BasicLoopAgent.run drives a Chat(<llm>) for max_turns turns. Its __init__
takes the kwargs the RL/SDFT engine passes through: model_name, model_path,
renderer_name, max_tokens, temperature, max_turns, system_prompt,
model_client, api_base. model_client picks the sampler: "tinker" (an
on-policy TinkerLLM reading the just-saved model_path - this is the path the
gradient flows back through) or "litellm" (any litellm provider, for
benchmarking closed/API models through the same harness).
Use a built-in
There's one built-in harness; you select an alternative by pointing the RL algorithm at any harbor agent's import path:
algorithm:
kind: rl
params:
agent_import_path: null # null → the default BasicLoopAgent
num_samples: 2
max_turns: 1
max_tokens: 256
temperature: 1.0When agent_import_path is null, the engine uses
BasicLoopAgent, parameterized by the rollout kwargs above. When you set it to a
"module.path:ClassName" string, that agent wins and the engine passes it no
kwargs - it must be fully self-configured.

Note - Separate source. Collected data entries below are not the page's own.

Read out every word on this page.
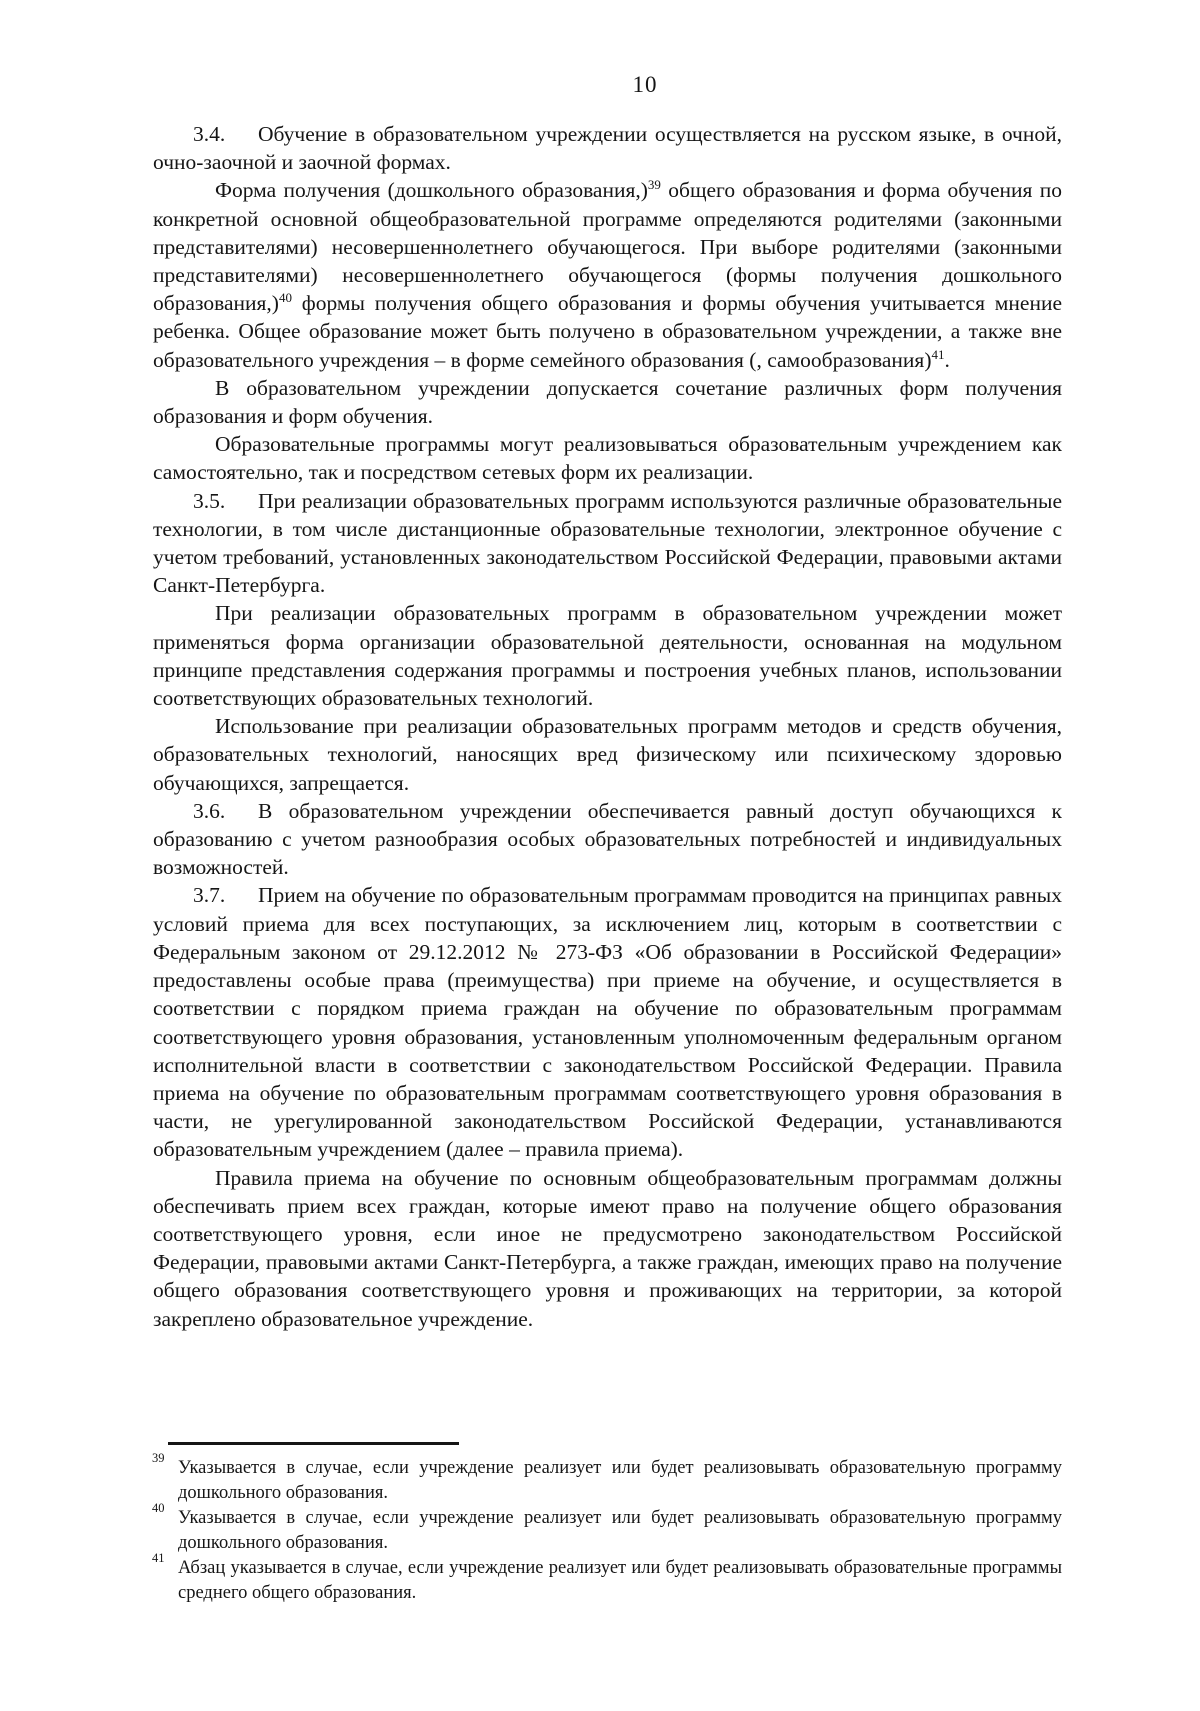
10

3.4. Обучение в образовательном учреждении осуществляется на русском языке, в очной, очно-заочной и заочной формах.

Форма получения (дошкольного образования,)$^{39}$ общего образования и форма обучения по конкретной основной общеобразовательной программе определяются родителями (законными представителями) несовершеннолетнего обучающегося. При выборе родителями (законными представителями) несовершеннолетнего обучающегося (формы получения дошкольного образования,)$^{40}$ формы получения общего образования и формы обучения учитывается мнение ребенка. Общее образование может быть получено в образовательном учреждении, а также вне образовательного учреждения – в форме семейного образования (, самообразования)$^{41}$.

В образовательном учреждении допускается сочетание различных форм получения образования и форм обучения.

Образовательные программы могут реализовываться образовательным учреждением как самостоятельно, так и посредством сетевых форм их реализации.

3.5. При реализации образовательных программ используются различные образовательные технологии, в том числе дистанционные образовательные технологии, электронное обучение с учетом требований, установленных законодательством Российской Федерации, правовыми актами Санкт-Петербурга.

При реализации образовательных программ в образовательном учреждении может применяться форма организации образовательной деятельности, основанная на модульном принципе представления содержания программы и построения учебных планов, использовании соответствующих образовательных технологий.

Использование при реализации образовательных программ методов и средств обучения, образовательных технологий, наносящих вред физическому или психическому здоровью обучающихся, запрещается.

3.6. В образовательном учреждении обеспечивается равный доступ обучающихся к образованию с учетом разнообразия особых образовательных потребностей и индивидуальных возможностей.

3.7. Прием на обучение по образовательным программам проводится на принципах равных условий приема для всех поступающих, за исключением лиц, которым в соответствии с Федеральным законом от 29.12.2012 № 273-ФЗ «Об образовании в Российской Федерации» предоставлены особые права (преимущества) при приеме на обучение, и осуществляется в соответствии с порядком приема граждан на обучение по образовательным программам соответствующего уровня образования, установленным уполномоченным федеральным органом исполнительной власти в соответствии с законодательством Российской Федерации. Правила приема на обучение по образовательным программам соответствующего уровня образования в части, не урегулированной законодательством Российской Федерации, устанавливаются образовательным учреждением (далее – правила приема).

Правила приема на обучение по основным общеобразовательным программам должны обеспечивать прием всех граждан, которые имеют право на получение общего образования соответствующего уровня, если иное не предусмотрено законодательством Российской Федерации, правовыми актами Санкт-Петербурга, а также граждан, имеющих право на получение общего образования соответствующего уровня и проживающих на территории, за которой закреплено образовательное учреждение.

39 Указывается в случае, если учреждение реализует или будет реализовывать образовательную программу дошкольного образования.

40 Указывается в случае, если учреждение реализует или будет реализовывать образовательную программу дошкольного образования.

41 Абзац указывается в случае, если учреждение реализует или будет реализовывать образовательные программы среднего общего образования.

| Built-in | What it does |
|---|---|
BasicLoopAgent (evsys-basic-loop) | Drives Chat(TinkerLLM(model_path)) for max_turns turns on the current policy weights, records token-level rollout_details + usage/cost onto the AgentContext, and writes the completion for the host-side verifier. Switch model_client to "litellm" to benchmark an API model through the same path. |
Create your own
A custom harness is any harbor BaseAgent whose run drives your loop and
writes the rollout onto the AgentContext:
from pathlib import Path
from harbor.agents.base import BaseAgent
from harbor.environments.base import BaseEnvironment
from harbor.llms.chat import Chat
from harbor.llms.tinker import TinkerLLM
from harbor.models.agent.context import AgentContext
class ToolLoopAgent(BaseAgent):
"""A 5-turn tool-use harness the policy is trained inside."""

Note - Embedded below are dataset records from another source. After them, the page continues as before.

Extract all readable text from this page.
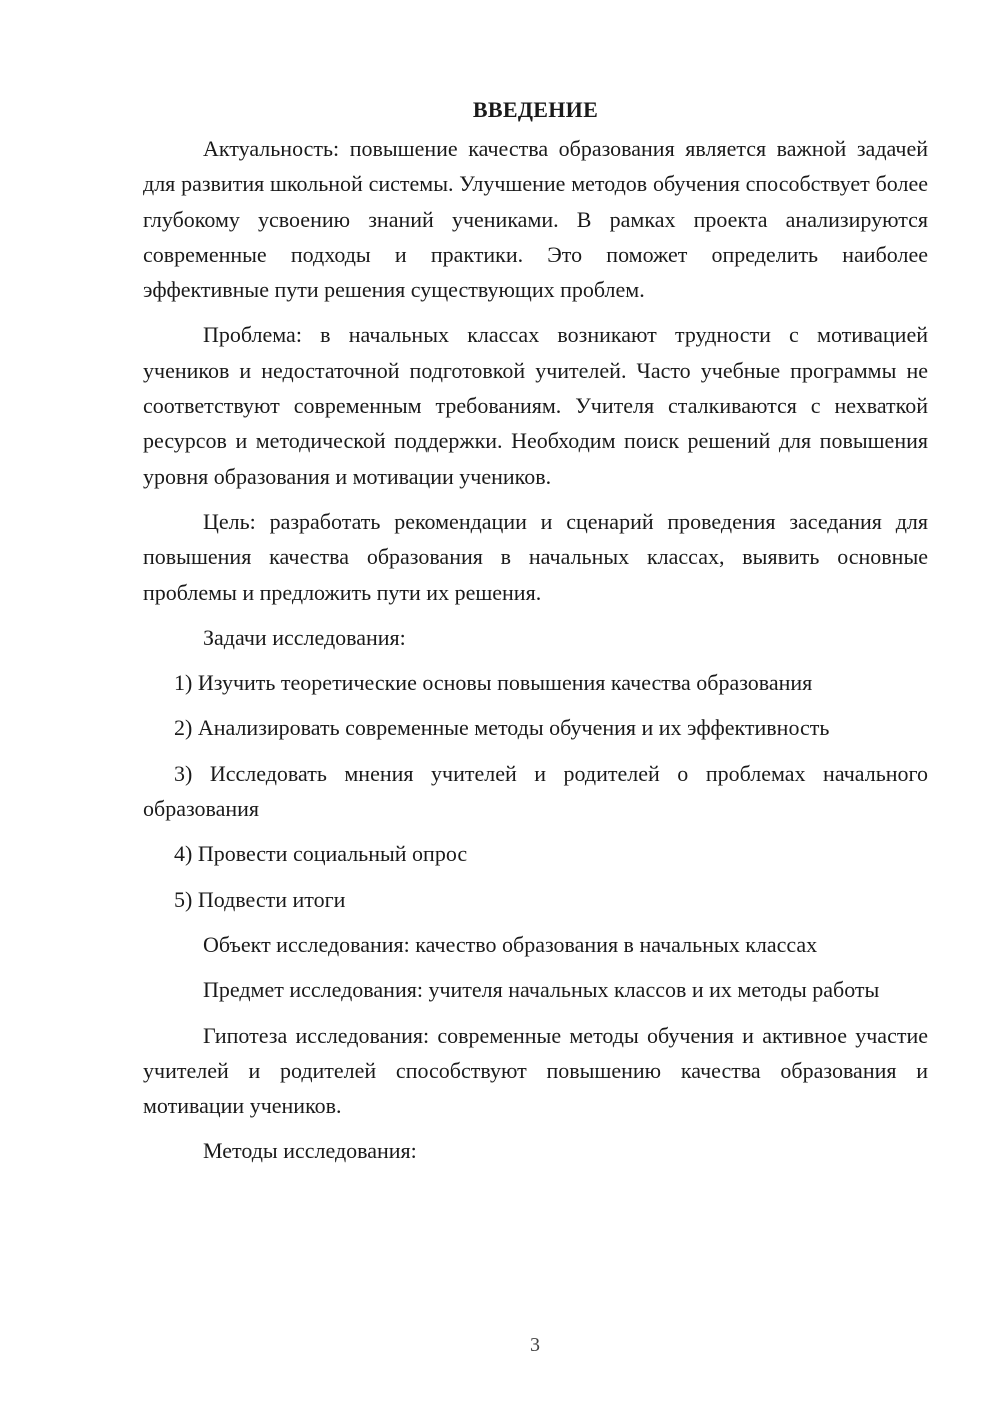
ВВЕДЕНИЕ

Актуальность: повышение качества образования является важной задачей для развития школьной системы. Улучшение методов обучения способствует более глубокому усвоению знаний учениками. В рамках проекта анализируются современные подходы и практики. Это поможет определить наиболее эффективные пути решения существующих проблем.

Проблема: в начальных классах возникают трудности с мотивацией учеников и недостаточной подготовкой учителей. Часто учебные программы не соответствуют современным требованиям. Учителя сталкиваются с нехваткой ресурсов и методической поддержки. Необходим поиск решений для повышения уровня образования и мотивации учеников.

Цель: разработать рекомендации и сценарий проведения заседания для повышения качества образования в начальных классах, выявить основные проблемы и предложить пути их решения.

Задачи исследования:

1) Изучить теоретические основы повышения качества образования

2) Анализировать современные методы обучения и их эффективность

3) Исследовать мнения учителей и родителей о проблемах начального образования

4) Провести социальный опрос

5) Подвести итоги

Объект исследования: качество образования в начальных классах

Предмет исследования: учителя начальных классов и их методы работы

Гипотеза исследования: современные методы обучения и активное участие учителей и родителей способствуют повышению качества образования и мотивации учеников.

Методы исследования:

3
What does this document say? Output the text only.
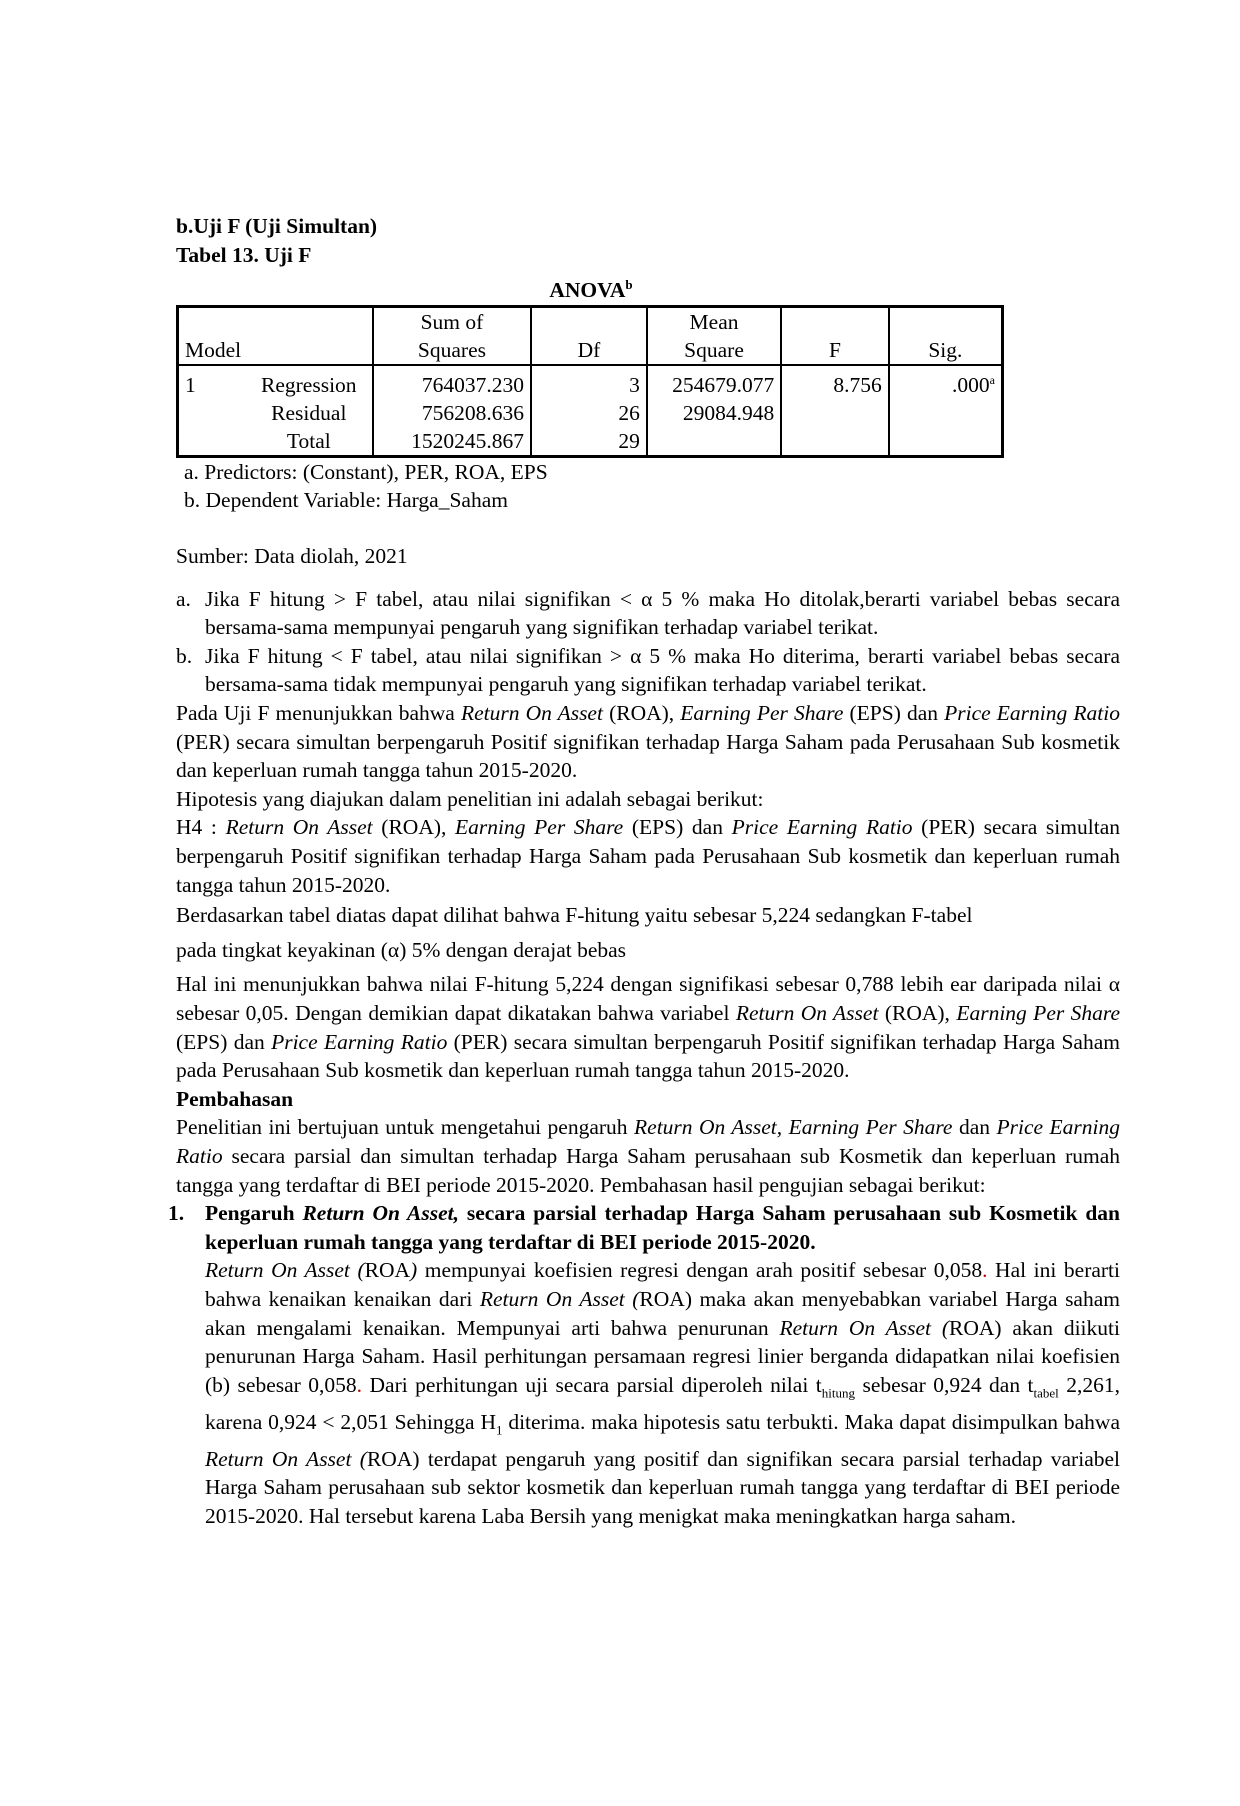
b.Uji F (Uji Simultan)
Tabel 13. Uji F
ANOVA$^b$
		Sum of		Mean		
Model		Squares	Df	Square	F	Sig.
1	Regression	764037.230	3	254679.077	8.756	.000$^a$
	Residual	756208.636	26	29084.948		
	Total	1520245.867	29			
a. Predictors: (Constant), PER, ROA, EPS
b. Dependent Variable: Harga_Saham
Sumber: Data diolah, 2021
a. Jika F hitung > F tabel, atau nilai signifikan < α 5 % maka Ho ditolak,berarti variabel bebas secara bersama-sama mempunyai pengaruh yang signifikan terhadap variabel terikat.
b. Jika F hitung < F tabel, atau nilai signifikan > α 5 % maka Ho diterima, berarti variabel bebas secara bersama-sama tidak mempunyai pengaruh yang signifikan terhadap variabel terikat.
Pada Uji F menunjukkan bahwa Return On Asset (ROA), Earning Per Share (EPS) dan Price Earning Ratio (PER) secara simultan berpengaruh Positif signifikan terhadap Harga Saham pada Perusahaan Sub kosmetik dan keperluan rumah tangga tahun 2015-2020.
Hipotesis yang diajukan dalam penelitian ini adalah sebagai berikut:
H4 : Return On Asset (ROA), Earning Per Share (EPS) dan Price Earning Ratio (PER) secara simultan berpengaruh Positif signifikan terhadap Harga Saham pada Perusahaan Sub kosmetik dan keperluan rumah tangga tahun 2015-2020.
Berdasarkan tabel diatas dapat dilihat bahwa F-hitung yaitu sebesar 5,224 sedangkan F-tabel
pada tingkat keyakinan (α) 5% dengan derajat bebas
Hal ini menunjukkan bahwa nilai F-hitung 5,224 dengan signifikasi sebesar 0,788 lebih ear daripada nilai α sebesar 0,05. Dengan demikian dapat dikatakan bahwa variabel Return On Asset (ROA), Earning Per Share (EPS) dan Price Earning Ratio (PER) secara simultan berpengaruh Positif signifikan terhadap Harga Saham pada Perusahaan Sub kosmetik dan keperluan rumah tangga tahun 2015-2020.
Pembahasan
Penelitian ini bertujuan untuk mengetahui pengaruh Return On Asset, Earning Per Share dan Price Earning Ratio secara parsial dan simultan terhadap Harga Saham perusahaan sub Kosmetik dan keperluan rumah tangga yang terdaftar di BEI periode 2015-2020. Pembahasan hasil pengujian sebagai berikut:
1. Pengaruh Return On Asset, secara parsial terhadap Harga Saham perusahaan sub Kosmetik dan keperluan rumah tangga yang terdaftar di BEI periode 2015-2020.
Return On Asset (ROA) mempunyai koefisien regresi dengan arah positif sebesar 0,058. Hal ini berarti bahwa kenaikan kenaikan dari Return On Asset (ROA) maka akan menyebabkan variabel Harga saham akan mengalami kenaikan. Mempunyai arti bahwa penurunan Return On Asset (ROA) akan diikuti penurunan Harga Saham. Hasil perhitungan persamaan regresi linier berganda didapatkan nilai koefisien (b) sebesar 0,058. Dari perhitungan uji secara parsial diperoleh nilai $t_{hitung}$ sebesar 0,924 dan $t_{tabel}$ 2,261, karena 0,924 < 2,051 Sehingga $H_1$ diterima. maka hipotesis satu terbukti. Maka dapat disimpulkan bahwa Return On Asset (ROA) terdapat pengaruh yang positif dan signifikan secara parsial terhadap variabel Harga Saham perusahaan sub sektor kosmetik dan keperluan rumah tangga yang terdaftar di BEI periode 2015-2020. Hal tersebut karena Laba Bersih yang menigkat maka meningkatkan harga saham.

def __init__(self, *, model_name: str, model_path: str | None = None,
renderer_name: str | None = None, **kw) -> None:
super().__init__(**kw)
self._model_name = model_name
self._model_path = model_path
self._renderer_name = renderer_name
@staticmethod
def name() -> str:
return "tool-loop"
def version(self) -> str | None:
return "1.0.0"
async def setup(self, environment: BaseEnvironment) -> None:
return None
async def run(self, instruction: str, environment: BaseEnvironment,
context: AgentContext) -> None:
llm = TinkerLLM( # on-policy: reads current weights
model_name=self._model_name,
model_path=self._model_path,
renderer_name=self._renderer_name,
collect_rollout_details=True, # token-level data for training
)
chat = Chat(llm)
resp = await chat.chat(instruction) # ... your multi-turn / tool loop
context.rollout_details = chat.rollout_details # what the gradient uses
context.n_input_tokens = chat.total_input_tokens
context.n_output_tokens = chat.total_output_tokens
context.cost_usd = chat.total_cost
logs_dir = getattr(self, "logs_dir", None)
if logs_dir is not None: # completion → verifier reads it
Path(logs_dir).mkdir(parents=True, exist_ok=True)

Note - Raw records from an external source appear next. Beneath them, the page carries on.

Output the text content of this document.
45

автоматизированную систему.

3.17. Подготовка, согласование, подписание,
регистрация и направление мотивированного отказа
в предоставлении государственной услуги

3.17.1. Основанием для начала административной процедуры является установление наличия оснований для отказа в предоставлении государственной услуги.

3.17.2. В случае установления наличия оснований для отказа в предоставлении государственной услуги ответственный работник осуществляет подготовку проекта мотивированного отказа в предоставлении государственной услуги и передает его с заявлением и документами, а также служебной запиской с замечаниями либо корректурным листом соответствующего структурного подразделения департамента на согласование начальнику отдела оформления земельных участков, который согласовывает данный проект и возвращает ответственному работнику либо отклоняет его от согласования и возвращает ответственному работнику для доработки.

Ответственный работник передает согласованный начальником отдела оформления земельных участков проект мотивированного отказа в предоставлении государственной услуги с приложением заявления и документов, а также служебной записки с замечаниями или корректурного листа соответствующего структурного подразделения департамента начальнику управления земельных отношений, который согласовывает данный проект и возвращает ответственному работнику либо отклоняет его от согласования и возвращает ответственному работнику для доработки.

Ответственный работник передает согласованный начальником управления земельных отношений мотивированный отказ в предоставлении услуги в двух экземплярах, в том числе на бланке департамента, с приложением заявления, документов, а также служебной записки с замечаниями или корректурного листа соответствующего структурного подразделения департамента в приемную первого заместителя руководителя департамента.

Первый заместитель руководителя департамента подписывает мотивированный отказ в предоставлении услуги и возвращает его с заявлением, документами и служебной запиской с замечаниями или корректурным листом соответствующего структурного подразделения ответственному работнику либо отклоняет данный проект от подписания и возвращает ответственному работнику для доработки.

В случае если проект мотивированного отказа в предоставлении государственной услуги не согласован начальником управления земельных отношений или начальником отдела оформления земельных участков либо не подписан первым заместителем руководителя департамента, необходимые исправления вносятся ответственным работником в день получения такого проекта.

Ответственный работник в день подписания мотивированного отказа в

(Path(logs_dir) / "completion.txt").write_text(resp.content or "")algorithm:
kind: rl
params:
agent_import_path: my_pkg.agents:ToolLoopAgent # train the policy inside it
num_samples: 4Because the engine hands a self-configured agent no kwargs, give your __init__
the defaults it needs to construct a sampler on the current policy.
Ship it in a package
A custom agent ships as an ordinary Python class - the RL config references it by
its module.path:ClassName import string, so any installed package (or your own
project module) works with no SDK fork. The engine imports it by that path at
rollout time, exactly as it imports the built-in BasicLoopAgent.